What I normally do in component based frameworks is to split everything up into custom components. Each custom component would then have a clear responsibility. It would contain it’s own set of components and all other logic related to that component.

I tried to figure out how this can be done, and I found something in the Android documentation what they like to call a “Compound Control”. (See http://developer.android.com/guide/topics/ui/custom-components.html#compound and scroll to the “Compound Controls” section) I would like to create such a component based on an XML file defining the view structure.

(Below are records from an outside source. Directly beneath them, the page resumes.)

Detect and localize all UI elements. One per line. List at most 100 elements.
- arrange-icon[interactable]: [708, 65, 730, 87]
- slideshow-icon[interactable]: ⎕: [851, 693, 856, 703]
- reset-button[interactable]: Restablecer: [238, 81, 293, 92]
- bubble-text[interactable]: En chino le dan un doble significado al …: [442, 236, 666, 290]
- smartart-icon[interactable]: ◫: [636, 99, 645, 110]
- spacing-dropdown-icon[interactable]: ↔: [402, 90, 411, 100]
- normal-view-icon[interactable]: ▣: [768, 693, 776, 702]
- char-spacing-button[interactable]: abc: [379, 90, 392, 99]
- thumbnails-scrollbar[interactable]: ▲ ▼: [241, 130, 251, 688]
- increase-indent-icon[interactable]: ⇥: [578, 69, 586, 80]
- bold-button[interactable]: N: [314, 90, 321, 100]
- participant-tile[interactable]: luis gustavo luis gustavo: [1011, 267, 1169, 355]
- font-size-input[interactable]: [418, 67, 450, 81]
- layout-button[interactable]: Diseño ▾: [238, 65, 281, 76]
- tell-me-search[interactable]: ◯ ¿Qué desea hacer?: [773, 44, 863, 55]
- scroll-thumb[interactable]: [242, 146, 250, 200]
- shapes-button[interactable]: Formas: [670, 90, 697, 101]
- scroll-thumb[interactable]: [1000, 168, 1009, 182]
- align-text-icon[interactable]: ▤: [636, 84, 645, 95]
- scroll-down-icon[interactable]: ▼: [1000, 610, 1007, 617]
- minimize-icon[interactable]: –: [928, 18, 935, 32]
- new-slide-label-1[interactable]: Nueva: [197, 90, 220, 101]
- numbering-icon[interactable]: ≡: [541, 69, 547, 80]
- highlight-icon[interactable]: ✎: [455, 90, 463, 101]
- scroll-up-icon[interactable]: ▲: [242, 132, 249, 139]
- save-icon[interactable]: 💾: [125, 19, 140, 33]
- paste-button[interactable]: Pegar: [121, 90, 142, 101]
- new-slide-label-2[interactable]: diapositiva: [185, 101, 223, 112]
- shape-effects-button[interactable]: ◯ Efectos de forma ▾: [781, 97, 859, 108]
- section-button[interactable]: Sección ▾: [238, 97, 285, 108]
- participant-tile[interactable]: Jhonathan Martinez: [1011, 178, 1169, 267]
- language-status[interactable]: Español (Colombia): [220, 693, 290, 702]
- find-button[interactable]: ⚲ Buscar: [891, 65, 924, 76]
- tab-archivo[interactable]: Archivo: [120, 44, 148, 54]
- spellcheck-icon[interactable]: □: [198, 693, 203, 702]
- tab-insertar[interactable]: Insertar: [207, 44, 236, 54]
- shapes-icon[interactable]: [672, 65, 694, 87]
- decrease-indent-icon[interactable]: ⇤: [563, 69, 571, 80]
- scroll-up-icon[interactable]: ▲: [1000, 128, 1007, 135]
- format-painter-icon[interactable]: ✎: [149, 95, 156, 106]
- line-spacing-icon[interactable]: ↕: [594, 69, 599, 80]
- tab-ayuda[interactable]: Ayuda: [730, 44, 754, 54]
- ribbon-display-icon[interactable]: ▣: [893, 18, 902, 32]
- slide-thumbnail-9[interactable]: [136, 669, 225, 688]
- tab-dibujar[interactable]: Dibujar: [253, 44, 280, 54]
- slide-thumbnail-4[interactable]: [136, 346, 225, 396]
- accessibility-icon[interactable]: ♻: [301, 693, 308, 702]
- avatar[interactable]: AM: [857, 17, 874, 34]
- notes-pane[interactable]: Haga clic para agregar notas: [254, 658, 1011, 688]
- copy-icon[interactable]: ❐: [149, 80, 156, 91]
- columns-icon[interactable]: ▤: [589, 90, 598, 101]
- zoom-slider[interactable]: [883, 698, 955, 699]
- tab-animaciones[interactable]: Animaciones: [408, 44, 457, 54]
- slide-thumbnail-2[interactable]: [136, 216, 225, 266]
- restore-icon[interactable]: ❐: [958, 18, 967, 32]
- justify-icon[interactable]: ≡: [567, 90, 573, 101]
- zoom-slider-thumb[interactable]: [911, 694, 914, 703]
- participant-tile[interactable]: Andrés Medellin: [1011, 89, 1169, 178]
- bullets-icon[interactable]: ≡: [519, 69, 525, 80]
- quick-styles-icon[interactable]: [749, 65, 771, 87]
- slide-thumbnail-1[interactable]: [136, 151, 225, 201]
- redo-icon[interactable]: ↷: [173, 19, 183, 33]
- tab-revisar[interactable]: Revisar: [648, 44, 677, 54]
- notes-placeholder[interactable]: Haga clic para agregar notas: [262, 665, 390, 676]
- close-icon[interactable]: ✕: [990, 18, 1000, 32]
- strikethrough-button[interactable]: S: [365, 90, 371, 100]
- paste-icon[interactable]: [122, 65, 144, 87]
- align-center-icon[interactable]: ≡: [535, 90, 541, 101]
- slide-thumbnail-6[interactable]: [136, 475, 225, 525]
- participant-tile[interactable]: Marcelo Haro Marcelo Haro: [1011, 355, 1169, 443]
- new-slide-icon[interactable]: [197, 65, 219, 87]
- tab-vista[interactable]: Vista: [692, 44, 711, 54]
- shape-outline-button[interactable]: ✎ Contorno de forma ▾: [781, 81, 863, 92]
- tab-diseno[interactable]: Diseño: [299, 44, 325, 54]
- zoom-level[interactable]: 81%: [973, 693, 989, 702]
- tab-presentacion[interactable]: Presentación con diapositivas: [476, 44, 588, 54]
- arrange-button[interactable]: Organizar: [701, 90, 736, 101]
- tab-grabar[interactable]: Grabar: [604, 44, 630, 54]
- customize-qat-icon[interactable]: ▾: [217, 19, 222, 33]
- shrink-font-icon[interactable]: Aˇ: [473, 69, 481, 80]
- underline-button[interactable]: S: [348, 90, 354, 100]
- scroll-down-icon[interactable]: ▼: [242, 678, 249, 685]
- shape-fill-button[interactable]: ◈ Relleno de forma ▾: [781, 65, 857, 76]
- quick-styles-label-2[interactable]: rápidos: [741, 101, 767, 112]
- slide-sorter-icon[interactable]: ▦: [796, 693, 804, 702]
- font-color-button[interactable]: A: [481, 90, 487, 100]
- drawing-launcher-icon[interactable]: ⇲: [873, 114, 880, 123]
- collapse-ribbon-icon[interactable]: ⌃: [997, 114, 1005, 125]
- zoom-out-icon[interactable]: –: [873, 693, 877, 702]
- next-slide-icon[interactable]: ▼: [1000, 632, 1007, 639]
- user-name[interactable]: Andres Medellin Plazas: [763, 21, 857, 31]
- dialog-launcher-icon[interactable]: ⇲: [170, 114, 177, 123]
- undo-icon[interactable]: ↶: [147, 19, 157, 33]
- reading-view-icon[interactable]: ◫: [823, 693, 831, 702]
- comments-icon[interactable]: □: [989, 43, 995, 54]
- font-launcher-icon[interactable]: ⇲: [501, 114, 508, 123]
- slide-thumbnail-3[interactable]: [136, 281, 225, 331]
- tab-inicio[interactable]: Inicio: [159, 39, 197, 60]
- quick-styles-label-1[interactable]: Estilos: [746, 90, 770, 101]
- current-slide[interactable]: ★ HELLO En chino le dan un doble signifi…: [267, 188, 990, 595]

In the documentation it says:

Note that just like with an Activity,
you can use either the declarative
(XML-based) approach to creating the
contained components, or you can nest
them programmatically from your code.

Well, that’s good news! The XML-based approach is exactly what I want! But it doesn’t say how to do it, except that it is “like with an Activity”… But what I do in an Activity is call setContentView(...) to inflate the views from XML. That method is not available if you for example subclass LinearLayout.

So I tried to inflate the XML manually like this:

public class MyCompoundComponent extends LinearLayout {

    public MyCompoundComponent(Context context, AttributeSet attributeSet) {
        super(context, attributeSet);
        LayoutInflater inflater = (LayoutInflater) context.getSystemService(Context.LAYOUT_INFLATER_SERVICE);
        inflater.inflate(R.layout.my_layout, this);
    }
}

This works, except for the fact that the XML I’m loading has LinearLayout declared as the root element. This results in the inflated LinearLayout being a child of MyCompoundComponent which itself already is a LinearLayout!! So now we have a redundant LinearLayout in between MyCompoundComponent and the views it actually needs.

Can somebody please provide me with a better way to approach this, avoiding having a redundant LinearLayout instantiated?

How to&Answers:

Use merge tag as your XML root

<merge xmlns:android="http://schemas.android.com/apk/res/android">
<!-- Your Layout -->
</merge>

Check this article.

Answer:

I think the way you’re supposed to do it, is use your class name as the XML root element:

<com.example.views.MyView xmlns:....
       android:orientation="vertical" etc.>
    <TextView android:id="@+id/text" ... />
</com.example.views.MyView>

And then have your class derived from whichever layout you want to use. Note that if you are using this method you don’t use the layout inflater here.

public class MyView extends LinearLayout
{
    public ConversationListItem(Context context, AttributeSet attrs)
    {
        super(context, attrs);
    }
    public ConversationListItem(Context context, AttributeSet attrs, int defStyle)
    {
        super(context, attrs, defStyle);
    }


    public void setData(String text)
    {
        mTextView.setText(text);
    }

    private TextView mTextView;

    @Override
    protected void onFinishInflate()
    {
        super.onFinishInflate();

        mTextView = (TextView)findViewById(R.id.text);
    }
}

And then you can use your view in XML layouts as normal. If you want to make the view programmatically you have to inflate it yourself:

MyView v = (MyView)inflater.inflate(R.layout.my_view, parent, false);

Unfortunately this doesn’t let you do v = new MyView(context) because there doesn’t seem to be a way around the nested layouts problem, so this isn’t really a full solution. You could add a method like this to MyView to make it a bit nicer:

public static MyView create(Context context)
{
    return (MyView)LayoutInflater.fromContext(context).inflate(R.layout.my_view, null, false);
}

Disclaimer: I may be talking complete bollocks.